Le 26 avril 1986, se produit la plus grande catastrophe technologique du XXe siècle : une série d'explosions détruit le réacteur et le bâtiment de la quatrième tranche de la centrale nucléaire de Tchernobyl, en Ukraine. Sur le territoire de la proche Biélorussie, un habitant sur cinq vit aujourd'hui dans une région contaminée. A titre comparatif, les nazis anéantirent durant la seconde guerre mondiale 619 villages biélorusses, dont ils ont exterminé la population ; à la suite de Tchernobyl, le pays en perdit 485...


Munie de son magnétophone, l'essayiste Svetlana Alexievitch, dix ans après l’accident, part à la rencontre de ses victimes survivantes, au cœur de cette Biélorussie sinistrée. Gardant ses questions, sa voix, sous silence, elle collecte les témoignages. Ce qui l'intéresse ne sont pas tant les faits que leurs résonances sur les existences des individus, leurs répercussions sur leur état d'esprit et sur leur manière de voir le monde.

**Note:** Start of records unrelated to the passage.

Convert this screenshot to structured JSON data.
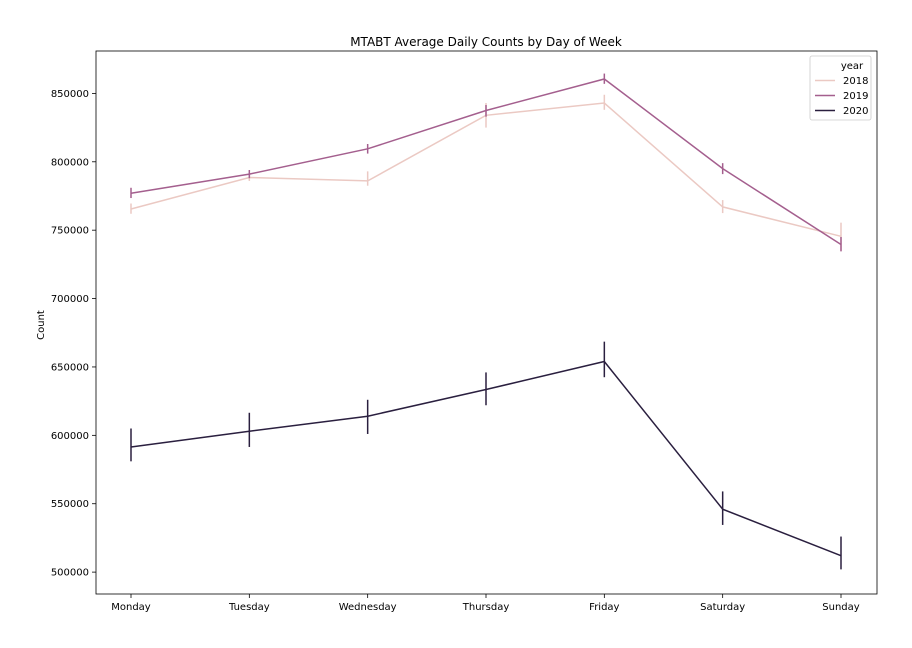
{
  "chart_data": {
    "type": "line",
    "title": "MTABT Average Daily Counts by Day of Week",
    "xlabel": "",
    "ylabel": "Count",
    "categories": [
      "Monday",
      "Tuesday",
      "Wednesday",
      "Thursday",
      "Friday",
      "Saturday",
      "Sunday"
    ],
    "ylim": [
      484000,
      881000
    ],
    "yticks": [
      500000,
      550000,
      600000,
      650000,
      700000,
      750000,
      800000,
      850000
    ],
    "ytick_labels": [
      "500000",
      "550000",
      "600000",
      "650000",
      "700000",
      "750000",
      "800000",
      "850000"
    ],
    "grid": false,
    "legend": {
      "title": "year",
      "placement": "top-right"
    },
    "series": [
      {
        "name": "2018",
        "color": "#ebc9c3",
        "values": [
          765500,
          788500,
          786000,
          834000,
          843000,
          767000,
          745500
        ],
        "err_low": [
          762000,
          786000,
          782500,
          825000,
          838000,
          762500,
          735000
        ],
        "err_high": [
          769500,
          791500,
          793000,
          843000,
          849000,
          772000,
          755500
        ]
      },
      {
        "name": "2019",
        "color": "#a45f8e",
        "values": [
          777000,
          791000,
          809500,
          837500,
          860500,
          795000,
          739500
        ],
        "err_low": [
          773500,
          788000,
          806000,
          833000,
          857000,
          791000,
          734500
        ],
        "err_high": [
          781000,
          794000,
          813000,
          841500,
          864500,
          799000,
          745000
        ]
      },
      {
        "name": "2020",
        "color": "#2a1f3f",
        "values": [
          591500,
          603000,
          614000,
          633500,
          654000,
          546000,
          512000
        ],
        "err_low": [
          581000,
          591500,
          601000,
          622000,
          642500,
          534500,
          502000
        ],
        "err_high": [
          605000,
          616500,
          626000,
          646000,
          668500,
          559000,
          526000
        ]
      }
    ]
  }
}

Veuves de ceux qui intervinrent sur les lieux après le drame, résidents "sans autorisation" des zones contaminées, familles évacuées, chimistes... leurs voix multiples, avec souvent plus de tristesse que de colère, énoncent les aberrations, les absurdités tragiques. Les équipements de protection inadaptés, obsolètes. La corruption et les trafics qui, perdurant pendant l'évacuation et le traitement des secteurs officiellement touchés, anéantirent les effets de mesures déjà dérisoires...


Le sentiment exprimé avec le plus de constance est un immense désarroi. En l'absence de précédent, et donc de références, de mots existants pour dépeindre cet "après" inédit -même les sens semblent inaptes à analyser lucidement la situation-, Tchernobyl reste l'indicible, l’incompréhensible. Car si l'on peut décrire précisément les terribles ravages provoqués par l'irradiation sur les organismes, ou les étapes d'une agonie qui survient au terme d'une déchéance physique provoquant d’atroces souffrances, il s'avère très difficile d'exprimer cet espèce de vide qui habite ceux qui ont touché au mystère, à l'inconnu...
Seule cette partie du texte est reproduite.